So I did sit and eat
In the preface to her 2008 book Sacramental Poetics Regina Mara Schwarz (scholar at Northwestern University) says, “The Eucharist has always been mysterious to me. As a Jewish child, nothing in my tradition could prepare me for such a ritual.” In Judaism, according to Regina, “The separation between the Creator and his Creation is the fundamental tenet. ” In other words, God by nature had to be absolutely distant, even unimaginable – or one might end up worshipping idols.
And yet the Mass with its presence of the divine in bread and wine fascinated her. Why? Maybe because we now seem to live in a disenchanted world – where thanks to modern trends our world seems rinsed clean of the divine presence that used to be found in the wind, the rain, the sunrise, in roses, in prophets and kings. We live in an age when people speak glibly of the “death of God” and glory in the freedom that comes of his absence (until the emptiness that follows upon such godless freedom leads many to despair even in the midst of prosperity). In other words, what need have I for some divine Other (with a capital O) when I have my Self for companionship?
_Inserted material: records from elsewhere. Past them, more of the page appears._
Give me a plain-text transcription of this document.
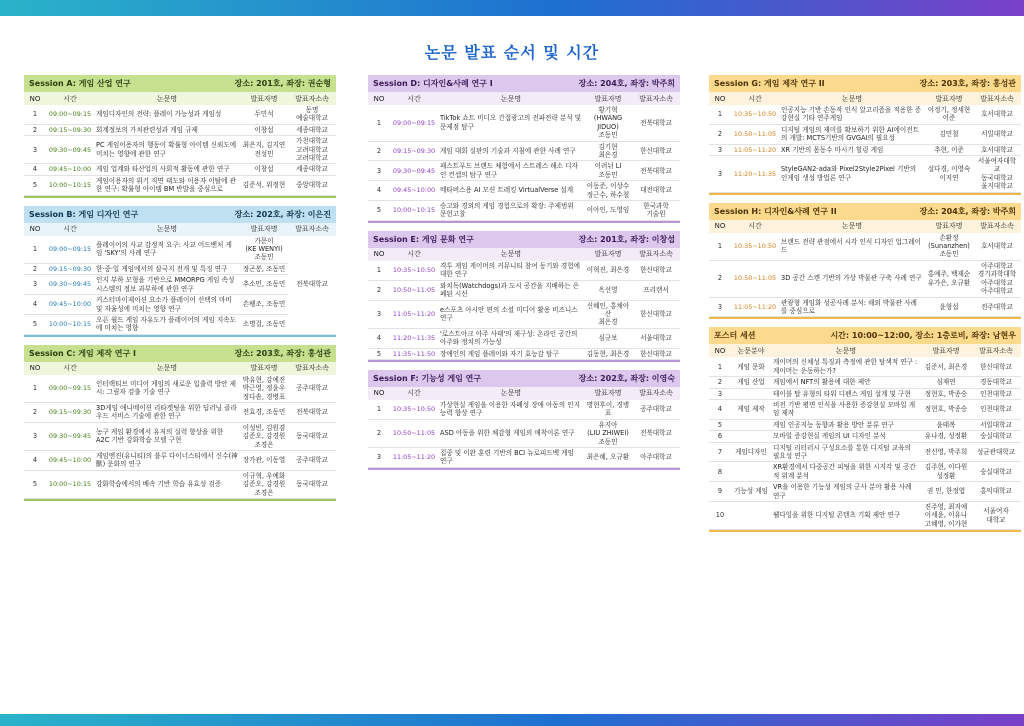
논문 발표 순서 및 시간
Session A: 게임 산업 연구	장소: 201호, 좌장: 권순형
NO	시간	논문명	발표자명	발표자소속
1	09:00~09:15	게임디자인의 전략: 플레이 가능성과 게임성	두민석	동명
예술대학교
2	09:15~09:30	회계정보의 가치관련성과 게임 규제	이창섭	세종대학교
3	09:30~09:45	PC 게임이용자의 행동이 확률형 아이템 신뢰도에 미치는 영향에 관한 연구	최은지, 김지연
전성민	가천대학교
고려대학교
고려대학교
4	09:45~10:00	게임 업계와 타산업의 사회적 활동에 관한 연구	이창섭	세종대학교
5	10:00~10:15	게임이용자의 위기 직면 태도와 이용자 이탈에 관한 연구: 확률형 아이템 BM 반발을 중심으로	김준석, 위정현	중앙대학교
Session B: 게임 디자인 연구	장소: 202호, 좌장: 이은진
NO	시간	논문명	발표자명	발표자소속
1	09:00~09:15	플레이어의 사교 감정적 요구: 사교 어드벤처 게임 'SKY'의 사례 연구	가문이
(KE WENYI)
조동민	전북대학교
2	09:15~09:30	한·중·일 게임에서의 삼국지 전개 및 특징 연구	정곤봉, 조동민	
3	09:30~09:45	인지 부하 모형을 기반으로 MMORPG 게임 속성 시스템의 정보 과부하에 관한 연구	추소민, 조동민	
4	09:45~10:00	커스터마이제이션 요소가 플레이어 선택의 마비 및 자율성에 미치는 영향 연구	손팽조, 조동민	
5	10:00~10:15	오픈 월드 게임 자유도가 플레이어의 게임 지속도에 미치는 영향	소명걸, 조동민	
Session C: 게임 제작 연구 I	장소: 203호, 좌장: 홍성관
NO	시간	논문명	발표자명	발표자소속
1	09:00~09:15	인터랙티브 미디어 게임의 새로운 입출력 방안 제시: 그림자 검출 기술 연구	박유현, 강예진
박근영, 정윤우
정다솜, 경병표	공주대학교
2	09:15~09:30	3D게임 애니메이션 리타겟팅을 위한 딥러닝 클라우드 서비스 기술에 관한 연구	전효경, 조동민	전북대학교
3	09:30~09:45	농구 게임 환경에서 유저의 실력 향상을 위한 A2C 기반 강화학습 모델 구현	이성빈, 김원겸
김준오, 강경원
조경은	동국대학교
4	09:45~10:00	게임엔진(유니티)의 블루 다이너스티에서 신수(神獸) 문화의 연구	장가관, 이동열	공주대학교
5	10:00~10:15	강화학습에서의 배속 기반 학습 유효성 검증	이규혁, 우예화
김준오, 강경원
조경은	동국대학교
Session D: 디자인&사례 연구 I	장소: 204호, 좌장: 박주희
NO	시간	논문명	발표자명	발표자소속
1	09:00~09:15	TikTok 쇼트 비디오 간접광고의 전파전략 분석 및 문제점 탐구	황기혁
(HWANG JIDUO)
조동민	전북대학교
2	09:15~09:30	게임 대회 실판의 기술과 지침에 관한 사례 연구	김기현
최은경	한신대학교
3	09:30~09:45	패스트푸드 브랜드 체험에서 스트레스 해소 디자인 컨셉의 탐구 연구	이려뉘 LI
조동민	전북대학교
4	09:45~10:00	메타버스용 AI 모션 트레킹 VirtualVerse 설계	이동준, 이상수
정근수, 하수철	대전대학교
5	10:00~10:15	승고와 경외의 게임 경험으로의 확장: 주제범위 문헌고찰	이아인, 도영임	한국과학
기술원
Session E: 게임 문화 연구	장소: 201호, 좌장: 이창섭
NO	시간	논문명	발표자명	발표자소속
1	10:35~10:50	격투 게임 게이머의 커뮤니티 참여 동기와 경험에 대한 연구	이혁진, 최은경	한신대학교
2	10:50~11:05	와치독(Watchdogs)과 도시 공간을 지배하는 은폐된 시선	옥선영	프리랜서
3	11:05~11:20	e스포츠 아시안 편의 소셜 미디어 활용 비즈니스 연구	신혜인, 홍채아산
최은경	한신대학교
4	11:20~11:35	'로스트아크 아주 사태'의 재구성: 온라인 공간의 아주와 정치의 가능성	심규보	서울대학교
5	11:35~11:50	장애인의 게임 플레이와 자기 효능감 탐구	김동현, 최은경	한신대학교
Session F: 기능성 게임 연구	장소: 202호, 좌장: 이영숙
NO	시간	논문명	발표자명	발표자소속
1	10:35~10:50	가상현실 게임을 이용한 자폐성 장애 아동의 인지능력 향상 연구	명현후이, 경병표	공주대학교
2	10:50~11:05	ASD 아동을 위한 체감형 게임의 애착이론 연구	유지아
(LIU ZHIWEI)
조동민	전북대학교
3	11:05~11:20	집중 및 이완 훈련 기반의 BCI 뉴로피드백 게임 연구	최은혜, 오규환	아주대학교
Session G: 게임 제작 연구 II	장소: 203호, 좌장: 홍성관
NO	시간	논문명	발표자명	발표자소속
1	10:35~10:50	인공지능 기반 손동작 인식 알고리즘을 적용한 증강현실 기타 연주게임	이정기, 정세현
이준	호서대학교
2	10:50~11:05	디지털 게임의 재미를 확보하기 위한 AI에이전트의 개발: MCTS기반의 GVGAI의 필요성	김민철	서일대학교
3	11:05~11:20	XR 기반의 몸동수 마시기 힐링 게임	추현, 이준	호서대학교
3	11:20~11:35	StyleGAN2-ada와 Pixel2Style2Pixel 기반의 인게임 생성 방법론 연구	설다경, 이영숙
이지연	서울여자대학교
동국대학교
울지대학교
Session H: 디자인&사례 연구 II	장소: 204호, 좌장: 박주희
NO	시간	논문명	발표자명	발표자소속
1	10:35~10:50	브랜드 전략 관점에서 시각 인식 디자인 업그레이드	손환정
(Sunanzhen)
조동민	호서대학교
2	10:50~11:05	3D 공간 스캔 기반의 가상 박물관 구축 사례 연구	홍예주, 백재순
유가은, 오규환	아주대학교
경기과학대학
아주대학교
아주대학교
3	11:05~11:20	관광형 게임화 성공사례 분석: 해외 박물관 사례를 중심으로	윤형섭	전주대학교
포스터 세션	시간: 10:00~12:00, 장소: 1층로비, 좌장: 남현우
NO	논문분야	논문명	발표자명	발표자소속
1	게임 문화	게이머의 신체성 특징과 측정에 관한 탐색적 연구 : 게이머는 운동하는가?	김준서, 최은경	한신대학교
2	게임 산업	게임에서 NFT의 활용에 대한 제안	심재연	경동대학교
3		테이블 탑 유형의 타워 디펜스 게임 설계 및 구현	정현호, 박종승	인천대학교
4	게임 제작	비전 기반 평면 인식을 사용한 증강현실 모바일 게임 제작	정현호, 박종승	인천대학교
5		게임 인공지능 동향과 활용 방안 분류 연구	윤태복	서일대학교
6		모바일 증강현실 게임의 UI 디자인 분석	유나경, 성정환	숭실대학교
7	게임디자인	디지털 리터러시 구성요소를 통한 디지털 교육의 필요성 연구	전신영, 박주희	성균관대학교
8		XR환경에서 다중공간 피팅을 위한 시지각 및 공간적 위계 분석	김주현, 이다원
성정환	숭실대학교
9	기능성 게임	VR을 이용한 기능성 게임의 군사 분야 활용 사례 연구	권 민, 한정엽	홍익대학교
10		웰다잉을 위한 디지털 콘텐츠 기획 제안 연구	진주영, 최지예
이세윤, 이유나
고혜영, 이가현	서울여자
대학교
Finding a disenchanted, godless world unsettling, Regina felt drawn to the Mass now and then – with its faith in God’s presence in bread and wine. She would try to be inconspicuous during the service – until communion. Then she was drawn into the procession toward the altar – except, “while I gave my limbs the command to stand and walk, they did not move. Frozen and embarrassed, I began to reassure myself that I was neither sinner nor convert, but someone who simply wanted to join [in]. I tried again . . . but again I was unable to move.”
The restraints of her Jewish upbringing, fear that her experiment was insensitive to the beliefs of the congregation . . . all kept her back. But ultimately it seems she felt – after the horror of the Holocaust – that the world was not yet fit for the proximity of God. Nevertheless she found solace in the Eucharistic poetry of the English writers of the 17th century – people like George Herbert. In reading such poetry a kind of non-physical communion might be had – in one’s imagination. Take his poem Love (III): Love bade me welcome. Yet my soul drew back / Guiltie of dust and sinne. / But quick-ey’d Love, observing me grow slack, From my first entrance in, / Drew nearer to me, sweetly questioning, / If I lacked any thing. // A guest, I answered, worthy to be here: Love said, You shall be he. There is further hesitancy but Love insists upon being the gracious host: You must sit down, says Love, / and taste my meat: So I did sit and eat.
Regina says something else at the close of her book that hits home. She admits that Christians down through time have made the Eucharist an occasion for warfare, for painful discrimination between those who are welcome and those who are not. But its real intent is “to create a community that coheres, not from blood or territorial boundaries, not from history or from political allegiance, but through SHARING DIVINITY . . .” [The capitals are mine!] It seeks “to overturn the pain of difference, to achieve reconciliation.”
Does that ever enter your mind as your take the bread and wine into your being – that you are consuming divinity, becoming divine, becoming the Love who plays the host in George Herbert’s poem? After communion do you behave in godly ways?